Je ferme un oeil, me concentre, les bras tendus, et tire. Le projectile fuse à une vitesse folle sur la cible avant de se loger dans le ventre. Un grognement s'échappe de ma gorge, agacée de ne pas y arriver.

- C'est pas si mal, tente Maria en posant une main sur mon épaule.

- Tu parles, c'est mon meilleur tire ...

- Continue, ça viendra, me conseille-t-elle avant de retourner un peu plus loin pour tirer à son tour.

Après avoir pris une grande inspiration, je me place de manière à mettre toutes les chances de mon côté. Mes bras viennent se tendre devant moi, mes mains tenant aussi bien que possible l'arme à feu. Je respire lentement tout en fermant à nouveau un oeil et tire. Au dernier instant, sous la puissance de l'arme, je ferme les yeux et lorsque je les ouvre à nouveau, la balle a traversé la hanche.

- Putain ...

- Tu n'es pas bien positionnée.

Je m'apprête à me retourner seulement deux mains chaudes se posent sur mes hanches. Pendant un instant, je savoure l'odeur familière et rassurante qui se trouve autour de moi. Mon débardeur se soulève légèrement et quelques centimètres de ma peau sont en contact direct avec sa main. À ce toucher, pourtant si anodin, je frémis avant que mes joues s'empourprent.

Sans faire la moindre remarque désagréable, il décale mes hanches à peine d'un ou deux centimètres puis s'éloigne pour mon plus grand malheur.

- Essaie maintenant, m'ordonne-t-il d'une voix rauque, près de mon oreille.

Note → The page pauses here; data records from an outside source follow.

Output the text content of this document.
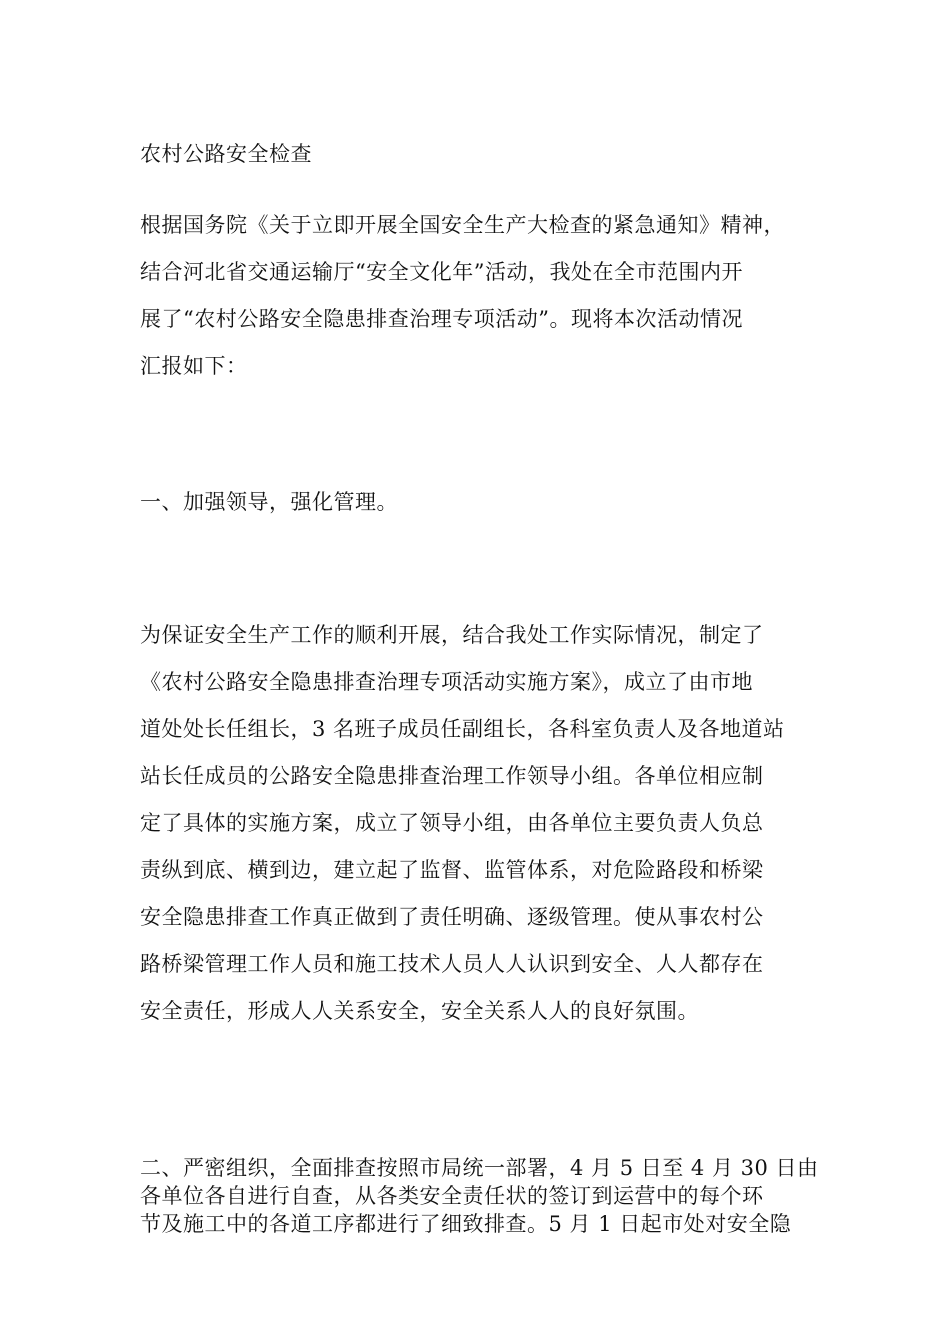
农村公路安全检查
根据国务院《关于立即开展全国安全生产大检查的紧急通知》精神，
结合河北省交通运输厅“安全文化年”活动，我处在全市范围内开
展了“农村公路安全隐患排查治理专项活动”。现将本次活动情况
汇报如下：
一、加强领导，强化管理。
为保证安全生产工作的顺利开展，结合我处工作实际情况，制定了
《农村公路安全隐患排查治理专项活动实施方案》，成立了由市地
道处处长任组长，3 名班子成员任副组长，各科室负责人及各地道站
站长任成员的公路安全隐患排查治理工作领导小组。各单位相应制
定了具体的实施方案，成立了领导小组，由各单位主要负责人负总
责纵到底、横到边，建立起了监督、监管体系，对危险路段和桥梁
安全隐患排查工作真正做到了责任明确、逐级管理。使从事农村公
路桥梁管理工作人员和施工技术人员人人认识到安全、人人都存在
安全责任，形成人人关系安全，安全关系人人的良好氛围。
二、严密组织，全面排查按照市局统一部署，4 月 5 日至 4 月 30 日由
各单位各自进行自查，从各类安全责任状的签订到运营中的每个环
节及施工中的各道工序都进行了细致排查。5 月 1 日起市处对安全隐
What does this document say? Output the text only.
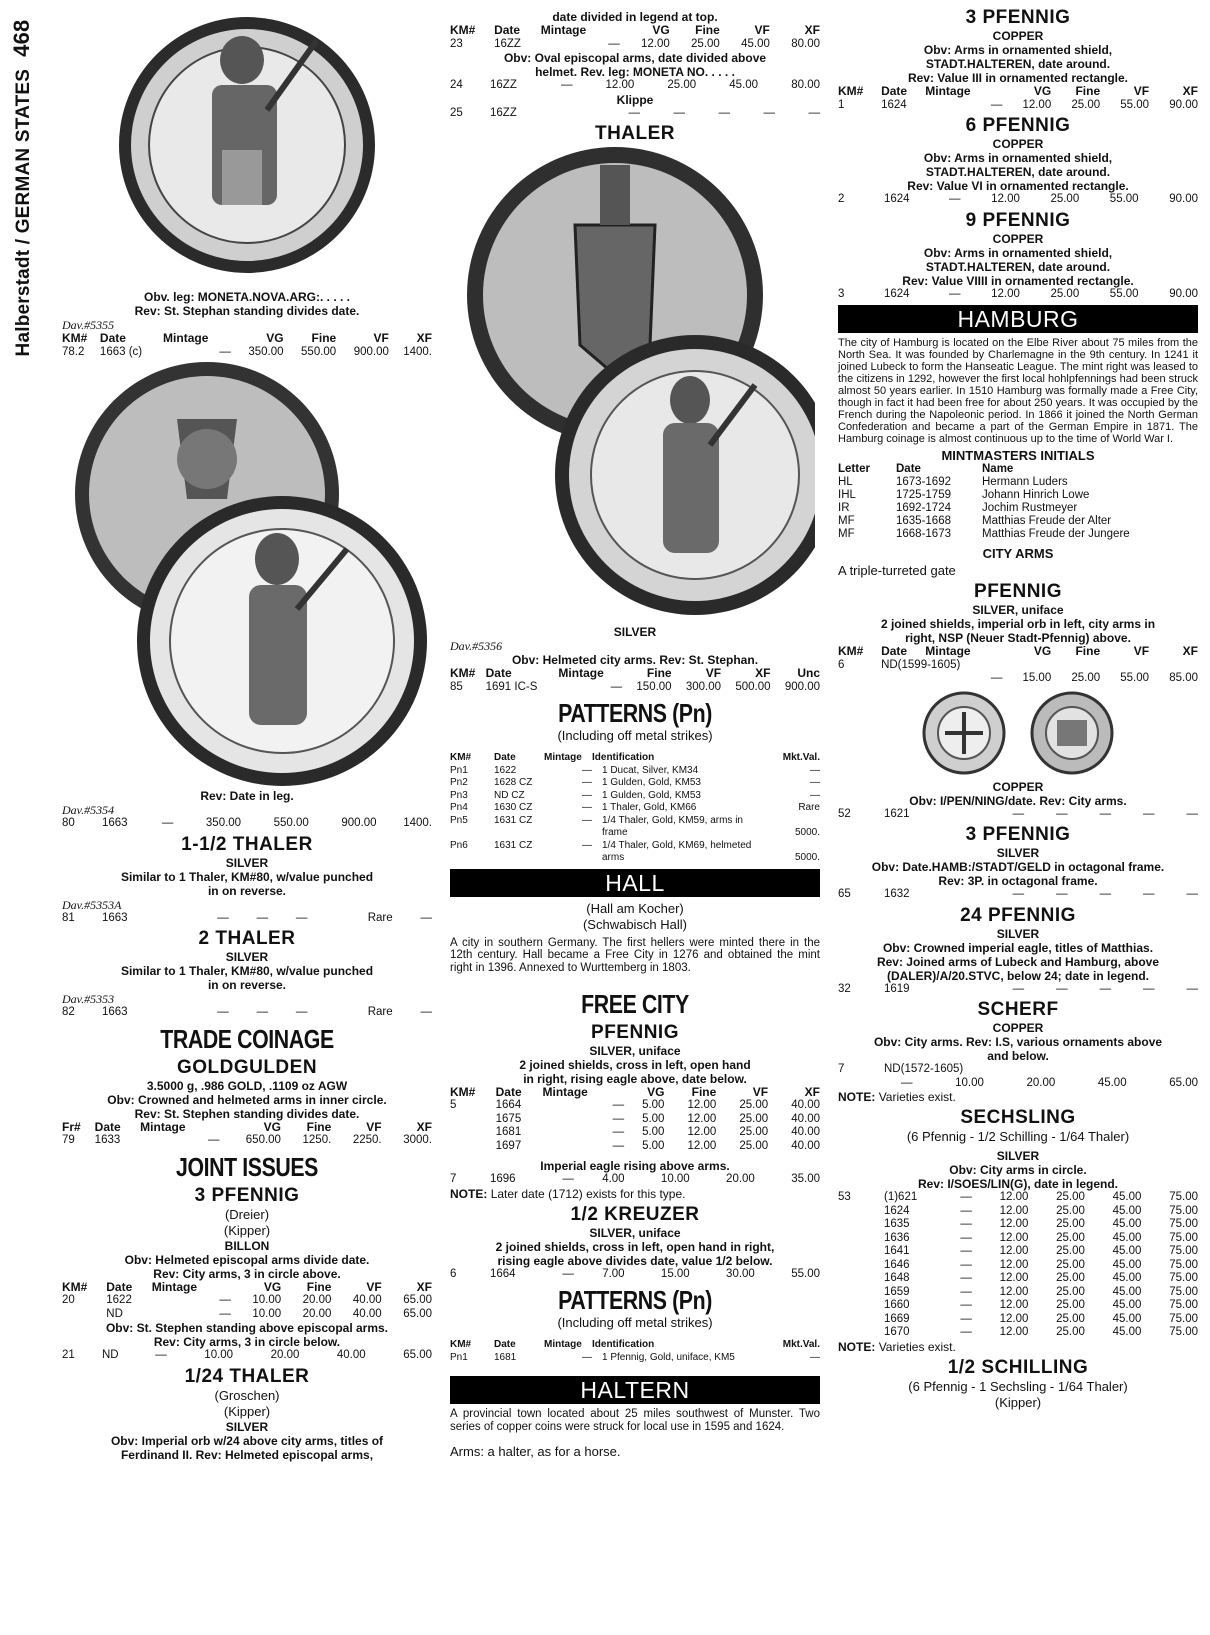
Halberstadt / GERMAN STATES468

Obv. leg: MONETA.NOVA.ARG:. . . . .

Rev: St. Stephan standing divides date.

Dav.#5355

KM#	Date	Mintage	VG	Fine	VF	XF
78.2	1663 (c)	—	350.00	550.00	900.00	1400.

Rev: Date in leg.

Dav.#5354

80	1663	—	350.00	550.00	900.00	1400.

1-1/2 THALER

SILVER

Similar to 1 Thaler, KM#80, w/value punched

in on reverse.

Dav.#5353A

81	1663	—	—	—	Rare	—

2 THALER

SILVER

Similar to 1 Thaler, KM#80, w/value punched

in on reverse.

Dav.#5353

82	1663	—	—	—	Rare	—

TRADE COINAGE

GOLDGULDEN

3.5000 g, .986 GOLD, .1109 oz AGW

Obv: Crowned and helmeted arms in inner circle.

Rev: St. Stephen standing divides date.

Fr#	Date	Mintage	VG	Fine	VF	XF
79	1633	—	650.00	1250.	2250.	3000.

JOINT ISSUES

3 PFENNIG

(Dreier)

(Kipper)

BILLON

Obv: Helmeted episcopal arms divide date.

Rev: City arms, 3 in circle above.

KM#	Date	Mintage	VG	Fine	VF	XF
20	1622	—	10.00	20.00	40.00	65.00
	ND	—	10.00	20.00	40.00	65.00

Obv: St. Stephen standing above episcopal arms.

Rev: City arms, 3 in circle below.

21	ND	—	10.00	20.00	40.00	65.00

1/24 THALER

(Groschen)

(Kipper)

SILVER

Obv: Imperial orb w/24 above city arms, titles of

Ferdinand II. Rev: Helmeted episcopal arms,

date divided in legend at top.

KM#	Date	Mintage	VG	Fine	VF	XF
23	16ZZ	—	12.00	25.00	45.00	80.00

Obv: Oval episcopal arms, date divided above

helmet. Rev. leg: MONETA NO. . . . .

24	16ZZ	—	12.00	25.00	45.00	80.00

Klippe

25	16ZZ	—	—	—	—	—

THALER

SILVER

Dav.#5356

Obv: Helmeted city arms. Rev: St. Stephan.

KM#	Date	Mintage	Fine	VF	XF	Unc
85	1691 IC-S	—	150.00	300.00	500.00	900.00

PATTERNS (Pn)

(Including off metal strikes)

KM#	Date	Mintage	Identification	Mkt.Val.
Pn1	1622	—	1 Ducat, Silver, KM34	—
Pn2	1628 CZ	—	1 Gulden, Gold, KM53	—
Pn3	ND CZ	—	1 Gulden, Gold, KM53	—
Pn4	1630 CZ	—	1 Thaler, Gold, KM66	Rare
Pn5	1631 CZ	—	1/4 Thaler, Gold, KM59, arms in frame	5000.
Pn6	1631 CZ	—	1/4 Thaler, Gold, KM69, helmeted arms	5000.
HALL

(Hall am Kocher)

(Schwabisch Hall)

A city in southern Germany. The first hellers were minted there in the 12th century. Hall became a Free City in 1276 and obtained the mint right in 1396. Annexed to Wurttemberg in 1803.

FREE CITY

PFENNIG

SILVER, uniface

2 joined shields, cross in left, open hand

in right, rising eagle above, date below.

KM#	Date	Mintage	VG	Fine	VF	XF
5	1664	—	5.00	12.00	25.00	40.00
	1675	—	5.00	12.00	25.00	40.00
	1681	—	5.00	12.00	25.00	40.00
	1697	—	5.00	12.00	25.00	40.00

Imperial eagle rising above arms.

7	1696	—	4.00	10.00	20.00	35.00

NOTE: Later date (1712) exists for this type.

1/2 KREUZER

SILVER, uniface

2 joined shields, cross in left, open hand in right,

rising eagle above divides date, value 1/2 below.

6	1664	—	7.00	15.00	30.00	55.00

PATTERNS (Pn)

(Including off metal strikes)

KM#	Date	Mintage	Identification	Mkt.Val.
Pn1	1681	—	1 Pfennig, Gold, uniface, KM5	—
HALTERN

A provincial town located about 25 miles southwest of Munster. Two series of copper coins were struck for local use in 1595 and 1624.

Arms: a halter, as for a horse.

3 PFENNIG

COPPER

Obv: Arms in ornamented shield,

STADT.HALTEREN, date around.

Rev: Value III in ornamented rectangle.

KM#	Date	Mintage	VG	Fine	VF	XF
1	1624	—	12.00	25.00	55.00	90.00

6 PFENNIG

COPPER

Obv: Arms in ornamented shield,

STADT.HALTEREN, date around.

Rev: Value VI in ornamented rectangle.

2	1624	—	12.00	25.00	55.00	90.00

9 PFENNIG

COPPER

Obv: Arms in ornamented shield,

STADT.HALTEREN, date around.

Rev: Value VIIII in ornamented rectangle.

3	1624	—	12.00	25.00	55.00	90.00
HAMBURG

The city of Hamburg is located on the Elbe River about 75 miles from the North Sea. It was founded by Charlemagne in the 9th century. In 1241 it joined Lubeck to form the Hanseatic League. The mint right was leased to the citizens in 1292, however the first local hohlpfennings had been struck almost 50 years earlier. In 1510 Hamburg was formally made a Free City, though in fact it had been free for about 250 years. It was occupied by the French during the Napoleonic period. In 1866 it joined the North German Confederation and became a part of the German Empire in 1871. The Hamburg coinage is almost continuous up to the time of World War I.

MINTMASTERS INITIALS

Letter	Date	Name
HL	1673-1692	Hermann Luders
IHL	1725-1759	Johann Hinrich Lowe
IR	1692-1724	Jochim Rustmeyer
MF	1635-1668	Matthias Freude der Alter
MF	1668-1673	Matthias Freude der Jungere

CITY ARMS

A triple-turreted gate

PFENNIG

SILVER, uniface

2 joined shields, imperial orb in left, city arms in

right, NSP (Neuer Stadt-Pfennig) above.

KM#	Date	Mintage	VG	Fine	VF	XF
6	ND(1599-1605)					
		—	15.00	25.00	55.00	85.00

COPPER

Obv: I/PEN/NING/date. Rev: City arms.

52	1621	—	—	—	—	—

3 PFENNIG

SILVER

Obv: Date.HAMB:/STADT/GELD in octagonal frame.

Rev: 3P. in octagonal frame.

65	1632	—	—	—	—	—

24 PFENNIG

SILVER

Obv: Crowned imperial eagle, titles of Matthias.

Rev: Joined arms of Lubeck and Hamburg, above

(DALER)/A/20.STVC, below 24; date in legend.

32	1619	—	—	—	—	—

SCHERF

COPPER

Obv: City arms. Rev: I.S, various ornaments above

and below.

7	ND(1572-1605)				
		—	10.00	20.00	45.00	65.00

NOTE: Varieties exist.

SECHSLING

(6 Pfennig - 1/2 Schilling - 1/64 Thaler)

SILVER

Obv: City arms in circle.

Rev: I/SOES/LIN(G), date in legend.

53	(1)621	—	12.00	25.00	45.00	75.00
	1624	—	12.00	25.00	45.00	75.00
	1635	—	12.00	25.00	45.00	75.00
	1636	—	12.00	25.00	45.00	75.00
	1641	—	12.00	25.00	45.00	75.00
	1646	—	12.00	25.00	45.00	75.00
	1648	—	12.00	25.00	45.00	75.00
	1659	—	12.00	25.00	45.00	75.00
	1660	—	12.00	25.00	45.00	75.00
	1669	—	12.00	25.00	45.00	75.00
	1670	—	12.00	25.00	45.00	75.00

NOTE: Varieties exist.

1/2 SCHILLING

(6 Pfennig - 1 Sechsling - 1/64 Thaler)

(Kipper)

Je tente de faire abstraction de cette créature malsaine qui joue avec mes nerfs. Une inspiration prise, un oeil fermé, la cible fixée, j'appuie sur la détente. Cette fois, mes yeux ne se ferment pas. Tout ça me parait évident, je reste concentrée. Mes yeux ne quittent pas la balle tandis qu'elle se lance droit sur la cible avant d'atteindre le coeur, on pouvait pas faire mieux. Je prends quelques instants à comprendre avant de me retourner vivement vers Asher. Ce dernier affiche un sourire malicieux.

- J'ai enfin réussi ! je chantonne en regardant Asher puis la cible, tour à tour.

- C'est pas mal pour une débutante. Continue comme ça, conclut-il avec le sourire avant de se tourner vers les escaliers et de remonter à l'étage d'au-dessus.

Encore une fois, j'observe l'image qui est la preuve même de ma réussite. Je suis fière de moi, prise d'une profonde envie de sauter partout, de frénésie.
Maria s'avance vers moi avec un sourire qui annonce que je dois mieux m'enfuir à cet instant même. Cependant, elle ne m'en laisse pas l'occasion.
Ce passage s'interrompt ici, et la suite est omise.